Different statistical tests have different effect size measures and interpretations of their values. Here are some that relate to the work we have done in this course.
· T-test for independent samples. Cohen’s D is found by the absolute difference between the means divided by the pooled standard deviation of the entire data set. A large effect is .8 or above, a moderate effect is around .5 to .7, and a small effect is .4 or lower. Interpretation of values between these levels is up to the researcher and/or decision maker. In the two-sample equal variance t-test, the pooled variance value is provided. In the two-sample unequal variance test, the pooled variance is not provided, and the simplest solution is to find the variance of the entire data set separately with a VAR.S(range) command and use this value in the calculation of Cohen’s D.
· One-sample T-test. Cohen’s D is found by the absolute difference between the mean and the standard divided by the standard deviation of the tested variable data set. A large effect is .8 or above, a moderate effect is around .5 to .7, and a small effect is .4 or lower. Interpretation of values between these levels is up to the researcher and/or decision maker.
· Paired T-test. Effect size r = square root of (t^2/(t^2 + df)).
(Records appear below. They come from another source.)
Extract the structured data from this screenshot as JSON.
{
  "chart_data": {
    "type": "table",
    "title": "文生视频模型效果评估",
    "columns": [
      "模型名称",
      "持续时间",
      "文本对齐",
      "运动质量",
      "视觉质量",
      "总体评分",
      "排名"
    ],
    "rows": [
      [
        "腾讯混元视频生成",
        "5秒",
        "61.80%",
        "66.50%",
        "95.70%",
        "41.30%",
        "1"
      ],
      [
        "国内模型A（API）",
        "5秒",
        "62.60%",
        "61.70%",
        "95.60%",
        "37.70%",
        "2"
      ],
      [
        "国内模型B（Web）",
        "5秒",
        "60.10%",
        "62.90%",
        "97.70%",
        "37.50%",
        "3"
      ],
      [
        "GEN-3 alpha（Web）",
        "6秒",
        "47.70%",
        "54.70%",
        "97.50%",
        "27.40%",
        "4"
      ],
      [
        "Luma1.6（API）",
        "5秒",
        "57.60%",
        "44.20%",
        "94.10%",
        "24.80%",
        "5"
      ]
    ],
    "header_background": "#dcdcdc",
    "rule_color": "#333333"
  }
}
A large effect is .4 or above, a moderate effect is around .25 to .4, and a small effect is .25 or lower.
· Eta squared equals the SS between/SS total. A large effect is .4 or above, a moderate effect is .25 to .40, and a small effect is .25 or lower.
· Chi Square Goodness of Fit tests (1-row actual tables). It is, also called Effect size r = square root (Chi Square statistic/(N * (c -1)), where c equals the number of columns in the table. A large effect is .3 or above, a moderate effect is .3 to .5, and a small effect is .3 or lower.
· Chi Square Contingency Table tests. For a 2x2 table, use phi = square root of (chi square value/N). A large effect is .5 or above, a moderate effect is .3 to .5, and a small effect is .3 or lower.
· Chi Square Contingency Table tests. For larger than a 2x2 table, use Cramer’s V = square root (chi square value/((smaller of R or C)-1)). A large effect is .5 or above, a moderate effect is .3 to .5, and a small effect is .3 or lower.
· Use the absolute value of the correlation, A large effect is .4 or above, a moderate effect is .25 to .4, and a small effect is .25 or lower.